Le traumatisme de Jessica finit d'ailleurs par prendre tellement le dessus sur les autres aspects du show qu'il les rend accessoires... ce qui aurait pu passer si l'interprète de Jessica avait les épaules suffisantes pour rendre son personnage un minimum attachant. Or le jeu renfrogné et régulièrement faiblard de Krysten Ritter (le pétage de plomb de Ritter, durant l'épisode 4, est tout simplement risible de non-jeu) fait qu'à aucun moment, je ne me suis vraiment intéressé à son sort. D'autant que l'écriture ne lui fait pas de cadeaux (son caractère, mais aussi ses décisions souvent idiotes, comme par exemple son plan final pour vaincre Kilgrave), et que toute la série est plus ou moins vue par son prisme.

Ce qui, forcément, a des conséquences directes sur le reste du show : puisque tout est vu au travers du prisme de Jessica et de son traumatisme, tout le reste passe au second plan pour les scénaristes, qui semblent parfois plus préoccupés par la portée de leurs messages sociaux que par l'idée de faire une série bien équilibrée.

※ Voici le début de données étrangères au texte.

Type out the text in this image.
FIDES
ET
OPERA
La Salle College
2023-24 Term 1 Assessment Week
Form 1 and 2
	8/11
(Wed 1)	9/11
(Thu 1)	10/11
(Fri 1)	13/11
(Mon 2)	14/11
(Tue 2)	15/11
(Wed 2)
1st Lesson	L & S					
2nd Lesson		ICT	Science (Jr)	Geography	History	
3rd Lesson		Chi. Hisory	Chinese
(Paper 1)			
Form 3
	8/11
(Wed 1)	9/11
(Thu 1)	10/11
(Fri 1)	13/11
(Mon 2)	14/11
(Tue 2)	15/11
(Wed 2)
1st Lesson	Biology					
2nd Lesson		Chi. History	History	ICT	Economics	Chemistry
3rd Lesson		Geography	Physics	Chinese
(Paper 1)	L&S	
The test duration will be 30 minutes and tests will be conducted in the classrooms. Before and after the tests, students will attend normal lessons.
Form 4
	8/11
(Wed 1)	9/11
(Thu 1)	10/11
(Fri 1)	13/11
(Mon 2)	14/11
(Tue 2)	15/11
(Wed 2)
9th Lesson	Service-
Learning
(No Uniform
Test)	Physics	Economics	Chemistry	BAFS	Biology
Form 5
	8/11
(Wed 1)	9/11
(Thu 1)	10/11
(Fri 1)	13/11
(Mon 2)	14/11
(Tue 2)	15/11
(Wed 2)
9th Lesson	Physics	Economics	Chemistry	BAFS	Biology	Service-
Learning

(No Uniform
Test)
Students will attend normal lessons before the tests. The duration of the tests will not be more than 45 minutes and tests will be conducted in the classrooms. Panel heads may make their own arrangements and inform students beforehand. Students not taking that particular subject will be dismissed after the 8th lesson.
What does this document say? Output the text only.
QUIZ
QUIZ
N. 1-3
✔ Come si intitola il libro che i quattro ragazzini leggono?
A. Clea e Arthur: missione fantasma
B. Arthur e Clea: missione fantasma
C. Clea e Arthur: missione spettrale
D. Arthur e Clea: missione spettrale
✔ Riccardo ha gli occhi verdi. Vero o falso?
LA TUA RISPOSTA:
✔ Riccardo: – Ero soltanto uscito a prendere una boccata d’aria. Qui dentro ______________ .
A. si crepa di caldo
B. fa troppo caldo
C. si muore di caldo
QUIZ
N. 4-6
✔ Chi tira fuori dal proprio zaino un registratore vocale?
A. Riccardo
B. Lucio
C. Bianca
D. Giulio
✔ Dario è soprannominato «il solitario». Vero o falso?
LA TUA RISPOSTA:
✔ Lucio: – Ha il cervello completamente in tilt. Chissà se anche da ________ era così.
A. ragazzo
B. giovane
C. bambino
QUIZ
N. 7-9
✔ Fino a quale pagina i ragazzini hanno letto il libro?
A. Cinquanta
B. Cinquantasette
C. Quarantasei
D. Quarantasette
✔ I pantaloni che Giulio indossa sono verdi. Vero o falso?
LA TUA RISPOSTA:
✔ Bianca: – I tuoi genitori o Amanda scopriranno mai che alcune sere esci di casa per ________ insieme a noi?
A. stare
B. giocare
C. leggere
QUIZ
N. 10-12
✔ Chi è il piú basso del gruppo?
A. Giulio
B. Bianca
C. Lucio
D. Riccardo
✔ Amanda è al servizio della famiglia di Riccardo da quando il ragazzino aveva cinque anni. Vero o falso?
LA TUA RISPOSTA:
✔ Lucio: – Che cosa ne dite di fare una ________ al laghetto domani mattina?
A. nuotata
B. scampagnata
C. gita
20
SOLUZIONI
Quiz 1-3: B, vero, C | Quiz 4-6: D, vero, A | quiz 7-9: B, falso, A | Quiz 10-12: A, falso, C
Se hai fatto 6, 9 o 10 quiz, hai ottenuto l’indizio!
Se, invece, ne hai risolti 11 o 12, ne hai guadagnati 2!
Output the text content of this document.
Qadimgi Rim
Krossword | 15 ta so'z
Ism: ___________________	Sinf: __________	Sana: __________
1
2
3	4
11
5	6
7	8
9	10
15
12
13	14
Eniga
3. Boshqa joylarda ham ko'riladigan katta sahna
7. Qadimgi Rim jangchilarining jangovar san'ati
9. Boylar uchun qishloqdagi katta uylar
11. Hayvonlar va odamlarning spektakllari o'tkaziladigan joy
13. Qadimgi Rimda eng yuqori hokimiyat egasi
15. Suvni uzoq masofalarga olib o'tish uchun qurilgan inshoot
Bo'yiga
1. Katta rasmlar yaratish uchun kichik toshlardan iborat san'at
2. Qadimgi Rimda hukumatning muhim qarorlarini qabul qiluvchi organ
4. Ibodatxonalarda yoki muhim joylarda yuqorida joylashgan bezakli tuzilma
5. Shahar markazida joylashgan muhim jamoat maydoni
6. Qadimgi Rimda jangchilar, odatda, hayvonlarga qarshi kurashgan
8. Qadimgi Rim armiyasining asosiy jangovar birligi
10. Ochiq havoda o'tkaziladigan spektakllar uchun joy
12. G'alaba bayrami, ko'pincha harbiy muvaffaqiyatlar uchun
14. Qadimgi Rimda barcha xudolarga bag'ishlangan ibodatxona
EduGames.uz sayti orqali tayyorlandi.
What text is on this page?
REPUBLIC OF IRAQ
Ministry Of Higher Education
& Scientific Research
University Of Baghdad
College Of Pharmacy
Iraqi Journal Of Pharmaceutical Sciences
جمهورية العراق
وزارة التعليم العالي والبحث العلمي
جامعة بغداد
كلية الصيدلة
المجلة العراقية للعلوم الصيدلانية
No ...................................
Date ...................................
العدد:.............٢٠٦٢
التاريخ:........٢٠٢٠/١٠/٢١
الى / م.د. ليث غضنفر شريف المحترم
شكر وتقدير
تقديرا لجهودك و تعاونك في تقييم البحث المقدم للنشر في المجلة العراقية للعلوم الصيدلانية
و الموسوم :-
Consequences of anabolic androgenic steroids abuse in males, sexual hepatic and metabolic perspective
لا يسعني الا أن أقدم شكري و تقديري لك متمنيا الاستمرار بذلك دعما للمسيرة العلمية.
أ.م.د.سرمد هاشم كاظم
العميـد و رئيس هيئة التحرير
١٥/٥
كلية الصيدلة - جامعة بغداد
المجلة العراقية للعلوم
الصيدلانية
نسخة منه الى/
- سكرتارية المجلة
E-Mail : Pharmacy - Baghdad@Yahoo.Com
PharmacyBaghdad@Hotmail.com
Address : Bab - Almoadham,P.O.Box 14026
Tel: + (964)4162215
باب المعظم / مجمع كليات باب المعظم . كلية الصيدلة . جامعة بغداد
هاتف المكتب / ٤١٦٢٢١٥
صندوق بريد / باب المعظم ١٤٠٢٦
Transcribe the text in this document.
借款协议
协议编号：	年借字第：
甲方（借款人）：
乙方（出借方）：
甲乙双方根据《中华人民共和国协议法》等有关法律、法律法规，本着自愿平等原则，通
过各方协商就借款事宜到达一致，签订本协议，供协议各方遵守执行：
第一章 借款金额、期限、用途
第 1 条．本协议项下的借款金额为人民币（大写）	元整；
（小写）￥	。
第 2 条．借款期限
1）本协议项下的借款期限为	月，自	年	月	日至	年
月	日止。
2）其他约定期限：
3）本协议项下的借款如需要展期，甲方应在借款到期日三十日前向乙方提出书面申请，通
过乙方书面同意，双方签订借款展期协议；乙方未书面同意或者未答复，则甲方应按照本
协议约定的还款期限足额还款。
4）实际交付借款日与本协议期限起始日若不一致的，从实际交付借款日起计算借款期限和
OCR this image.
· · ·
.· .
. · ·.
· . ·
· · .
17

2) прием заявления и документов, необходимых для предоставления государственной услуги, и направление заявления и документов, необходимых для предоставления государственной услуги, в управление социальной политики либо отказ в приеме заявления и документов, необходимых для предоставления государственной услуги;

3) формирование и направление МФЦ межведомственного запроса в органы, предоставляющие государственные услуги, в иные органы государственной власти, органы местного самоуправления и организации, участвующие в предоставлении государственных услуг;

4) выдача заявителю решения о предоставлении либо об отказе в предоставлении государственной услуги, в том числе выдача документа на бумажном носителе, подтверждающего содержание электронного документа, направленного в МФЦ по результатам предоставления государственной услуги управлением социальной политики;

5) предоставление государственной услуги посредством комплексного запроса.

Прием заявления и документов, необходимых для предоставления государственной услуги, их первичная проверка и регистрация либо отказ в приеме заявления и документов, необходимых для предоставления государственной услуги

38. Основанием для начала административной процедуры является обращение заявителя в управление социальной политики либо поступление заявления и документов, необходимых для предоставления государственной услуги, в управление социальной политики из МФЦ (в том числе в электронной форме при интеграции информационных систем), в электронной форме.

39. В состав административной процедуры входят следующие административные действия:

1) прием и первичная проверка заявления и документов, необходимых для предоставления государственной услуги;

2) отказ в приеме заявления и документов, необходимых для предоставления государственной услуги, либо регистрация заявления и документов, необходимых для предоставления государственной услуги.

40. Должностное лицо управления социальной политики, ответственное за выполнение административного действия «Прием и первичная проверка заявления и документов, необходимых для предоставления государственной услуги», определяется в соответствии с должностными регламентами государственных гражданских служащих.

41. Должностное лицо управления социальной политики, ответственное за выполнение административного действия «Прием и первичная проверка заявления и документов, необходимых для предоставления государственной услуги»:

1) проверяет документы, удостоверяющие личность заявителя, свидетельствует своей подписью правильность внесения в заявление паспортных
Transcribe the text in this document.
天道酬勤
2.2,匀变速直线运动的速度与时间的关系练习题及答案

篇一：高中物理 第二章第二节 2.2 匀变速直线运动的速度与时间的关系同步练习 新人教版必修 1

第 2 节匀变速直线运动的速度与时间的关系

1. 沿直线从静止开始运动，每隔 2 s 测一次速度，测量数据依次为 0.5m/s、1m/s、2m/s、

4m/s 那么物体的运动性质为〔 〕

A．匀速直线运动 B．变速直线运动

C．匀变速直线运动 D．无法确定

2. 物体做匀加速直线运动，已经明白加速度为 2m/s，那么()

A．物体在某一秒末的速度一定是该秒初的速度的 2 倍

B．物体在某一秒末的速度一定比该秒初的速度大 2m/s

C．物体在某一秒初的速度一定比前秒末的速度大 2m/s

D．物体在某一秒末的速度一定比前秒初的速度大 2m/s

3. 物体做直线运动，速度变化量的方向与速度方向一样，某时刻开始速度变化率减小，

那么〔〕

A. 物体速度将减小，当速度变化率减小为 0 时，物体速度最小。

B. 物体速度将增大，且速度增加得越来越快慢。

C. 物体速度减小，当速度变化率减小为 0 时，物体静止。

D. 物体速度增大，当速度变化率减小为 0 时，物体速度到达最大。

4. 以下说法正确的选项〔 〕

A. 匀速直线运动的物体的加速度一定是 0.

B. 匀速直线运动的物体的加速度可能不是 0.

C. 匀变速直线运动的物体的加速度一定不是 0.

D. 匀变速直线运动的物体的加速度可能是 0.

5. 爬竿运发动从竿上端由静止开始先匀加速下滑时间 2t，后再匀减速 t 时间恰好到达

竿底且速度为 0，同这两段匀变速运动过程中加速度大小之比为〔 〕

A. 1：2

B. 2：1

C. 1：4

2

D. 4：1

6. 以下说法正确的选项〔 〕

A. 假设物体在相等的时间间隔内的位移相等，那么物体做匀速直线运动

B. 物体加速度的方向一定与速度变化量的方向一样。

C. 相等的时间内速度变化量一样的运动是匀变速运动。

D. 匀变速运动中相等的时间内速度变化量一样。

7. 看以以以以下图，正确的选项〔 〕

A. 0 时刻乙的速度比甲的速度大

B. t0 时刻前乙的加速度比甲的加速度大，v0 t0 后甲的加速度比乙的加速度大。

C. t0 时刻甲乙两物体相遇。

Par exemple, on retombe ainsi dans les travers de certains scénaristes qui, fiers d'avoir un personnage principal féminin fort et affirmé, semblent refuser de l'accompagner de personnages masculins du même calibre, par peur qu'ils ne lui volent la vedette. Dans Jessica Jones, tous les personnages masculins sont ainsi soit faibles (le drogué, le voisin, etc), soit des antagonistes criminels à punir ; j'inclus aussi dans cette liste Will Simpson, alias "reverse-Captain America" (jusque dans son look), le flic qui se rapproche de Trish, puisque après une ébauche de développement, non seulement toute son expérience militaire est instantanément rejetée par Jessica, mais en plus, il bascule du côté obscur vers la fin de la saison (avant de disparaître).

Les deux seuls personnages masculins qui sortent du lot sont ainsi Kilgrave (David Tennant est formidable, et la seule raison pour laquelle j'ai tenu jusqu'au bout) et Luke Cage (absent de la moitié de la saison), des personnages qui, lorsqu'ils sont réduits à leurs caractéristiques de base, semblent tout droit sortis d'une mauvaise série romantique ou d'un roman de chick-lit : Kilgrave, l'ex plus âgé, sophistiqué, européen, au physique élancé et mince, mais au caractère manipulateur, et toujours obsédé par l'héroïne ; Luke, le nouveau, brut de décoffrage, issu de la rue, grand, musclé, un afro-américain fort, mais aussi doux et sensible (il a perdu un être cher), et qui comprend ce que Jones traverse parce qu'il est "comme elle".

Deux archétypes assez flagrants, qui n'existent presque qu'au travers de leurs rapports avec Jessica, et qui ne font que renforcer les problèmes de caractérisation du show (Mike Colter est sympathique, mais j'ai passé toute la série à me demander s'il était volontairement tout en retenue et en intériorisation, ou si on lui avait simplement dit de non-jouer... j'ai vraiment du mal à le voir en protagoniste principal d'une série, tant il était souvent inexistant ici).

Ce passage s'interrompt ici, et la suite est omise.